L’incontro che stravolge la vita di Fanny avviene tramite il facoltoso Charles Brown ed il suo amico e protetto, il giovane letterato – in quel momento ancora sconosciuto – John Keats. Quest’ultimo, orfano di entrambi i genitori, deve provvedere al fratello minore gravemente malato di tisi. Il ragazzo, che oggi ricordiamo come un affermato poeta e paroliere, al momento dell’incontro con Fanny non gode di alcuna fama, vive senza alcuna rendita e dipende in tutto e per tutto dall’amico Brown, individuo dalla personalità ruvida e spigolosa. Il carattere forte e autoritario di Charles si scontra inevitabilmente con quello di Fanny, sfociando in una profonda tensione, alimentato dall’orgoglio della ragazza. Nessun attrito personale può, però, in alcun modo frenare il profondo attaccamento che entrambi nutrono per il giovane e tormentato John.

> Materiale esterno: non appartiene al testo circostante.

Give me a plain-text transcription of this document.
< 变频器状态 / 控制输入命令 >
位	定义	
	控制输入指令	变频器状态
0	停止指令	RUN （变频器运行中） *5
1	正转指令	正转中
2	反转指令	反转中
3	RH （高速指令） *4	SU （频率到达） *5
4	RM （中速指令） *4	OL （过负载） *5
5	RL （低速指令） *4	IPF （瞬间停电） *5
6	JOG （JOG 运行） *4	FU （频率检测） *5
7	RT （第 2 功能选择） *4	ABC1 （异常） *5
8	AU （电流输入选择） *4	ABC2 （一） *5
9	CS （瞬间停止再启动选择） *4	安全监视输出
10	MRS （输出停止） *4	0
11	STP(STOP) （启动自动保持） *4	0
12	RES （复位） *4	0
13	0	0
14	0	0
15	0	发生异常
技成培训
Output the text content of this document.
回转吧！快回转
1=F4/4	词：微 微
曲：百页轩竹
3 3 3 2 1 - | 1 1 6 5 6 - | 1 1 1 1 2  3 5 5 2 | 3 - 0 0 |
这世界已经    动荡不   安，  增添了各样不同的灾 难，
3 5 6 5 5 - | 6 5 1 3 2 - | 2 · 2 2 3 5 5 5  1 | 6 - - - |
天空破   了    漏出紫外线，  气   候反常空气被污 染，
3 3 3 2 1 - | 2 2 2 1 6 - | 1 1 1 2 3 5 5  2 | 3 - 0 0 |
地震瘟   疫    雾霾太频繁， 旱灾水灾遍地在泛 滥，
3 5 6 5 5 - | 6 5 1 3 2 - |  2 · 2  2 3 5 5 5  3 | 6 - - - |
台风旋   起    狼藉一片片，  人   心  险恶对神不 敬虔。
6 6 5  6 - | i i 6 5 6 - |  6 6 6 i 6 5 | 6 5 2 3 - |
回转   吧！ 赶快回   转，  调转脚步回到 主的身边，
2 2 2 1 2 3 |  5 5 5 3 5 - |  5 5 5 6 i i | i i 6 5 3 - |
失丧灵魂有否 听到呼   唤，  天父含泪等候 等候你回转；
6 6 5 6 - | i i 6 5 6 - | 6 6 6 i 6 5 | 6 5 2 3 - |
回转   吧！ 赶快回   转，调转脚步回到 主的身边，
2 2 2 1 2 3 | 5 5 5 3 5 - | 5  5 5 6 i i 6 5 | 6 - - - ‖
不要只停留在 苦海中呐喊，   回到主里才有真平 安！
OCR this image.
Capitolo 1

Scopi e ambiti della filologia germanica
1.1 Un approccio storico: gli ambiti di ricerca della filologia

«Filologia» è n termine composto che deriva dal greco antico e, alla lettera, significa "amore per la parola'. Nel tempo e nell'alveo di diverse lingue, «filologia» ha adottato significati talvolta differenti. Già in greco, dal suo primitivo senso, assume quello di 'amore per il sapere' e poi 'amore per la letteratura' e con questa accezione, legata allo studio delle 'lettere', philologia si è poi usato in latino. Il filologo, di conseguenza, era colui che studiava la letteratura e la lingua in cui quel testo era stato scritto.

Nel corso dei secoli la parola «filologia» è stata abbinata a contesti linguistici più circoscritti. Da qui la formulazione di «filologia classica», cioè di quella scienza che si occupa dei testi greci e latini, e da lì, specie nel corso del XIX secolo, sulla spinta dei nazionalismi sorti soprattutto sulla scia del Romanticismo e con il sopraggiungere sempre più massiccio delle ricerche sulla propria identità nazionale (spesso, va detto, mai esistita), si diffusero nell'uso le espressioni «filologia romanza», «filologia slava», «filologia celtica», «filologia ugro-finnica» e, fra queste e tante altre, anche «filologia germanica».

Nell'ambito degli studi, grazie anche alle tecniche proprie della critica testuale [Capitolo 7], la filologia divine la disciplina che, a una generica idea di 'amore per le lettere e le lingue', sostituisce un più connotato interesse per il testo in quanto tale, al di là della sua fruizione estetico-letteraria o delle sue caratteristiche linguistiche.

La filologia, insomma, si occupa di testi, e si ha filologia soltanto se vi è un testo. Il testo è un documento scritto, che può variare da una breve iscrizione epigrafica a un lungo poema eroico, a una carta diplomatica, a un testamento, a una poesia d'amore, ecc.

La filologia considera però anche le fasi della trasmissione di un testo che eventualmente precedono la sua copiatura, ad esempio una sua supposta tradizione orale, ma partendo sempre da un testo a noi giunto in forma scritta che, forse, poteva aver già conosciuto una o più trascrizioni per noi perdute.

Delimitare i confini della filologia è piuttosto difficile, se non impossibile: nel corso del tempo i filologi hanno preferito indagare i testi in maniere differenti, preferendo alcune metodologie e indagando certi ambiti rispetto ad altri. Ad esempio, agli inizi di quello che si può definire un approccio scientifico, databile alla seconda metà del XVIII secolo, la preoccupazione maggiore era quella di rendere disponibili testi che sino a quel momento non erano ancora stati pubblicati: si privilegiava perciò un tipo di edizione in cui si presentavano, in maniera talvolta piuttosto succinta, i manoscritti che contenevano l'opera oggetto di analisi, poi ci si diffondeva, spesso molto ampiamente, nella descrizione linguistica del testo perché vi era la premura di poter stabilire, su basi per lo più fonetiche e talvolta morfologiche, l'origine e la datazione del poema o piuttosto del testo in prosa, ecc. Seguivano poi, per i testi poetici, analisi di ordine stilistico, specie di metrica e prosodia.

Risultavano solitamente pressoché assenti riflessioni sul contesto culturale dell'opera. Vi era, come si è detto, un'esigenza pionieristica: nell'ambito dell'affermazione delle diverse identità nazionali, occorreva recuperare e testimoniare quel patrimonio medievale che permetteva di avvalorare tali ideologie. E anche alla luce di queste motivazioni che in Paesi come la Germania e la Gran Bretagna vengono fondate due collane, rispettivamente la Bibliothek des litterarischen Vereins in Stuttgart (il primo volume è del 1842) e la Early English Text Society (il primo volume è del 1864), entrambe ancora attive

Jane Campion vuole raccontare la vera storia d’amore, intensa e travagliata, tra John Keats e la sua amata e musa ispiratrice Fanny Brawne, cercando in ogni modo di rievocare la passione, lo spirito, il romanticismo e la dolenzia delle opere del grande poeta inglese. Non si può in alcun modo contestare la trama, fedele rappresentazione della testimonianza storica, al contrario si deve riconoscere alla regista neozelandese il grande merito di esser riuscita a raccontare il rapporto tra i due giovani rifuggendo dal rischio di annoiare visti i melensi presupposti che un dramma di questo tipo inevitabilmente porta con sé.
Seppure il ritmo narrativo sia piacevole e apprezzabile, al contrario, dal punto di vista formale e strutturale, la regista ha abusato di un repertorio stereotipato che alterna tentativi di rendere algidi gli ambienti nei quali quest’amore contrastato nasce e si sviluppa a momenti dove si sfocia in una sorta di frenato barocchismo. Un film riuscito, moderno e ardito nella fotografia ma ancorato ad uno stile sfarzoso e inutilmente ingessato nella narrazione. Interessante e avvincente più per la sua natura biografica che non cinematografica, Bright Star appare come un compito ben svolto e sicuramente godibile, seppur lontano dall’insuperato Lezioni di piano.